Tuesday, November 27, 2012

Elizabeth Cilley Southerlan, SDM '12: Complex Systems for Healthcare, WiSDM, and More

Elizabeth Cilley Southerlan
Photo by Kathy
Tarantola Photography
From military bases to Vermont farms, Elizabeth Cilley Southerlan, SDM '12, has followed her interest in complex systems. Now she's a fellow in MIT's System Design and Management (SDM) Program, where her interest has become a passion for improving complex health care systems and for helping to build strong communities within MIT and SDM.

Southerlan came to SDM from Accenture, where she was a management consultant with the firm's retail and health care practices. For the latter, she managed projects in health care analytics and clinical transformation.

In looking to build on her training in industrial engineering and experience in health care management consulting, Southerlan opted for SDM. She believed that SDM's MS in engineering and management, rather than an MBA, would enable her to increase her business acumen as well as her understanding of engineering principles. SDM also offered courses to help Southerlan gain a better appreciation of how organizations function and develop a multi-disciplinary perspective on factors affecting health care over the long-term.

Southerlan is currently conducting research under faculty from the MIT Engineering Systems Division's Sociotechnical Systems Research Center Specifically, she is applying systems thinking to the process of analyzing and mapping potential changes in the US Military Health System's (MHS) treatment of post-traumatic stress disorder (PTSD). By examining how PTSD is handled at different levels of the MHS, from a single unit or facility through entire service branches and military itself, she aims to map out a better understanding of how the military is currently addressing the problem, how it might improve care, and what steps it could take to achieve that.

Southerlan's research draws on a method known as Enterprise Architecting, that was discussed in an SDM course taught by Professors Deborah Nightingale and Donna Rhodes. The approach involves comparing behavioral health care systems at the scale of a particular Marine base, with those of the Navy, and of the MHS as a whole. Southerlan also broadened the comparison to include military health care internationally.

Each scale of system is analyzed through the "elemental lenses" of strategy, infrastructure, processes, products, services, knowledge, information and organization. In theory, grasping the interrelationships and interdependencies of the elements in these systems can produce better outcomes.

In a separate project at the Veteran's Administration hospital in Boston, Southerlan examined the hospital's use of data, from patient admissions to clinical outcome, identifying strategies for improving staff-wide access to data and better aligning decision-making with information flows.

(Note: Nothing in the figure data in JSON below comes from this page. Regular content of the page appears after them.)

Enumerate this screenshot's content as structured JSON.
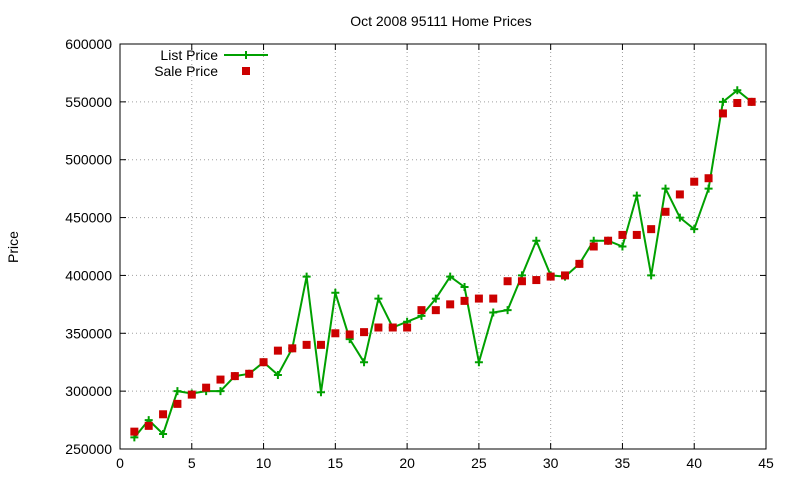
{
  "chart_data": {
    "type": "line",
    "title": "Oct 2008 95111 Home Prices",
    "xlabel": "",
    "ylabel": "Price",
    "xlim": [
      0,
      45
    ],
    "ylim": [
      250000,
      600000
    ],
    "xticks": [
      0,
      5,
      10,
      15,
      20,
      25,
      30,
      35,
      40,
      45
    ],
    "yticks": [
      250000,
      300000,
      350000,
      400000,
      450000,
      500000,
      550000,
      600000
    ],
    "grid": true,
    "legend_position": "top-left",
    "series": [
      {
        "name": "List Price",
        "style": "line-with-plus-markers",
        "color": "#00a000",
        "x": [
          1,
          2,
          3,
          4,
          5,
          6,
          7,
          8,
          9,
          10,
          11,
          12,
          13,
          14,
          15,
          16,
          17,
          18,
          19,
          20,
          21,
          22,
          23,
          24,
          25,
          26,
          27,
          28,
          29,
          30,
          31,
          32,
          33,
          34,
          35,
          36,
          37,
          38,
          39,
          40,
          41,
          42,
          43,
          44
        ],
        "values": [
          260000,
          275000,
          263000,
          300000,
          298000,
          300000,
          300000,
          313000,
          315000,
          325000,
          314000,
          337000,
          399000,
          299000,
          385000,
          345000,
          325000,
          380000,
          355000,
          360000,
          365000,
          380000,
          399000,
          390000,
          325000,
          368000,
          370000,
          400000,
          430000,
          400000,
          399000,
          410000,
          430000,
          430000,
          425000,
          469000,
          400000,
          475000,
          450000,
          440000,
          475000,
          550000,
          560000,
          550000
        ]
      },
      {
        "name": "Sale Price",
        "style": "square-markers",
        "color": "#cc0000",
        "x": [
          1,
          2,
          3,
          4,
          5,
          6,
          7,
          8,
          9,
          10,
          11,
          12,
          13,
          14,
          15,
          16,
          17,
          18,
          19,
          20,
          21,
          22,
          23,
          24,
          25,
          26,
          27,
          28,
          29,
          30,
          31,
          32,
          33,
          34,
          35,
          36,
          37,
          38,
          39,
          40,
          41,
          42,
          43,
          44
        ],
        "values": [
          265000,
          270000,
          280000,
          289000,
          297000,
          303000,
          310000,
          313000,
          315000,
          325000,
          335000,
          337000,
          340000,
          340000,
          350000,
          349000,
          351000,
          355000,
          355000,
          355000,
          370000,
          370000,
          375000,
          378000,
          380000,
          380000,
          395000,
          395000,
          396000,
          399000,
          400000,
          410000,
          425000,
          430000,
          435000,
          435000,
          440000,
          455000,
          470000,
          481000,
          484000,
          540000,
          549000,
          550000
        ]
      }
    ]
  }
}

Southerlan's work in health care management benefits from her training in industrial engineering and her lifelong appreciation of the medical profession (she grew up in a family of health care practitioners). She also pursued a concentration in life sciences as an undergraduate at Penn State.

"I have always been passionate about improving health care," she says. Her goal is ensuring that the organizational and administrative side of health care enhances, rather than hinders, delivery of care. For instance, while she sees the potential upside of the current push toward electronic health records, "it can be frustrating and sometimes seems ad hoc. It's a new language, which can be inefficient now, but has long-term potential," she says.

Southerlan, who holds a B.S. in industrial engineering, spent several weeks this past summer studying food production as part of a certificate program in sustainable food systems from the University of Vermont. While not directly tied to her health care management studies, the experience dovetailed with her interest in diet and exercise as preventive medicine, and added data to her expanding health care systems model.

In addition to her dedication to improving the delivery of health care, Southerlan also believes that a well-balanced life is essential to success. She has lived these words as the social chair and student life representative of her SDM '12 cohort, as well as the COO of Women in SDM (WiSDM) and director of logistics for the MIT 2012 Career Fair (school wide).

In her social and student life roles, Southerlan has worked to increase the professional and social relationships shared by her classmates and students outside of SDM. She worked with other WiSDM leaders and SDM staff to organize and present the first WiSDM Symposium, which took place during the annual SDM conference. The women worked together to bring in three accomplished female leaders across a wider variety of industries to discuss the application of systems thinking in their organizations.

Southerlan worked with the other career fair directors to organize and facilitate the largest and most well-attended career fair in MIT's history. While the event was school wide, Southerlan helped form a partnership between the annual career fair organizers and participants and SDM. This provided her classmates with opportunities to work side-by-side with industry representatives of their choice while also increasing SDM's industry relationships.